Болела и голова, и ноги, и спина. И сильнее всего болело лицо -- потерянное и брошенное в грязь. Кругом было почти непроглядно, и был я все там же. Холодно, аж пар шел. Не знаю, долго ли я так пролежал, однако утро я точно встретил на кровати, которую позже привык называть "своей", в комнате, которая отвратительна до сих пор.

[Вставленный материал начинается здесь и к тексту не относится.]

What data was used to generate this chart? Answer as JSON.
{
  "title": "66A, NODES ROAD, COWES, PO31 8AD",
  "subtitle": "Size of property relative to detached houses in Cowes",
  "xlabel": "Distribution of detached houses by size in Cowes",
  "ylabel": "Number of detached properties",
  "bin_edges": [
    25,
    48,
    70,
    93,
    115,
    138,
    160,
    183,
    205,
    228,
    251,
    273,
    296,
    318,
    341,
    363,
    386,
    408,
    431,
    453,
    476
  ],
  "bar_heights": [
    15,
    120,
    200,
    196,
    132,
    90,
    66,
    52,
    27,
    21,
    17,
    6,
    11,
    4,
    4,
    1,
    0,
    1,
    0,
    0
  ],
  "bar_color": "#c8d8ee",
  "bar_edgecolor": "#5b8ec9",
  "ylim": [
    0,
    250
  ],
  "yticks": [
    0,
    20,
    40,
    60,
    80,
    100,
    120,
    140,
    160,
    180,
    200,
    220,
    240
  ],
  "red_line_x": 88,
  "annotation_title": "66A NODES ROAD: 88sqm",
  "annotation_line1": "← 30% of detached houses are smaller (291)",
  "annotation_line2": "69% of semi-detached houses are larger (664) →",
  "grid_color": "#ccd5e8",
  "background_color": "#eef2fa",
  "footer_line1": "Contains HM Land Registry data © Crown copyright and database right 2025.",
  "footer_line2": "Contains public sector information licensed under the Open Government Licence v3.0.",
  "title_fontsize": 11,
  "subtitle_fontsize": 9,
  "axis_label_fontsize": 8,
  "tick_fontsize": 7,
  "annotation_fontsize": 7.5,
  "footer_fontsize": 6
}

Тот десяток ступенек, что пришлось пройти вверх, одна за другой цепляли мои стопы. Я спотыкался и не падал лишь из-за впившейся в перила руки. Руки липкой, еще помнящей возникшую в ней рвоту. Как в прочем и я весь -- словно жирная капля носовой слизи, отвратительный и внутри и снаружи, еще и полный стыда. И с каждой ступенью, хоть каждая и была коварной, все выше поднимаясь, становилось теплее. Только тепло нисколько не унимало боли, и стыд тепло тоже устранить способно не было.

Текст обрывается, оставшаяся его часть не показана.